We start with a commitment to the long term. OEF is organized as an operating foundation, with core funding that allows us to commit to — and invest in — long-term work irrespective of the demands of external funders. When OEF chooses to invest in solutions for a conflict context, we do so knowing that the work may take decades.
Secondly, we develop our initial projects based on an assessment of where we believe our work can make observable steps forward in addressing underlying issues driving conflict. Our initial program work is supported by an evidence-based theory of change and our impact is measured by multidimensional assessments of our work embedded from the outset. Once our impact has been proven to our satisfaction, we share with our funding partners our theory of change and the evidence of our impact. This means that our projects tend to naturally evolve from initial ideas through rapid iteration and deepening engagement with local stakeholders into more developed (but necessarily more rigid) programs that look more like traditional nonprofit interventions.
Our early work on economic development in Somalia, for instance, began with a relatively small-scale set of loan-based development projects in several of the more stable regions in that country, informed by consultations with local communities but still somewhat as an outsider with respect to local networks. The work contributed to the local economy but by itself wouldn’t lead to peace. However, it did give us an opportunity to learn more about how to work effectively in the region, and as we compiled lessons learned through the intensive evaluation of our work, we were able to grow our networks of local partners and adapt our approach to meet the specific challenges of the local context. Once we had solid evidence that demonstrated we were part of a local community and that our interventions worked, we approached traditional funders to expand our work.
One Earth Future's approach bridges the tensions between the different perspectives in the nonprofit sector. We accept, and weigh carefully, the need for long-term commitment to our engagement when we begin operations. We work with and for local communities. We acknowledge that work toward lasting social impact needs to be evidence-based in both theory and lessons-learned, and that we need to assess interventions systematically to identify how to improve impact. At the same time, we understand that these metrics must be a map and not a straightjacket: their purpose is to inform and improve our strategy, not to limit our work.
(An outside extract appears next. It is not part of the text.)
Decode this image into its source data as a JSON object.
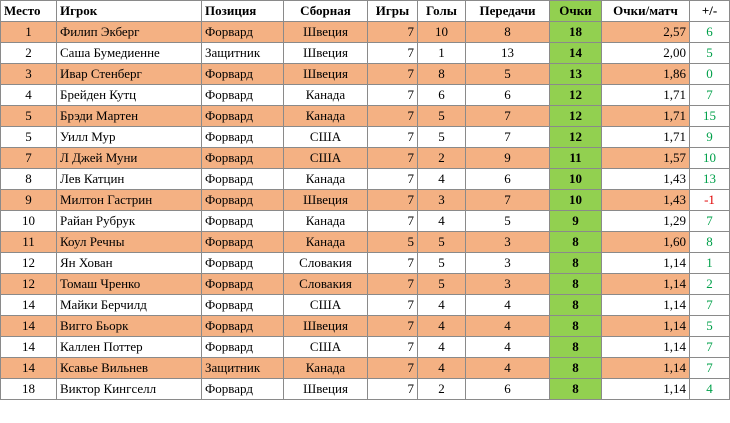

We regularly "move the goalposts," changing the metrics we use to accommodate dynamically evolved strategic goals that arise from changing contexts and lessons learned.
We're able to operate this way because the funding that supports OEF is flexible enough in its design to allow it. We encourage other funders, even funders interested in more traditional approaches to monitoring and planning, to build more room into their plans for iterative work with local partners over the long-term.
Conor Seyle is a senior strategic advisor for the One Earth Future Foundation. His work there supports OEF’s mission to deliver effective evidence-based systems for eliminating root causes of armed conflict and, in particular, to develop better systems for governance and coordination across organizations in peacebuilding efforts globally.
Marcel Arsenault is the founder and CEO of One Earth Future, the co-founder (with Cynda Collins Arsenault) and chair of PAX sapiens, and the chair, CEO, and founder of Real Capital Solutions. His philanthropy is focused on engaging long-term global issues, with an emphasis on iterative and evidence-based approaches to improving social impact.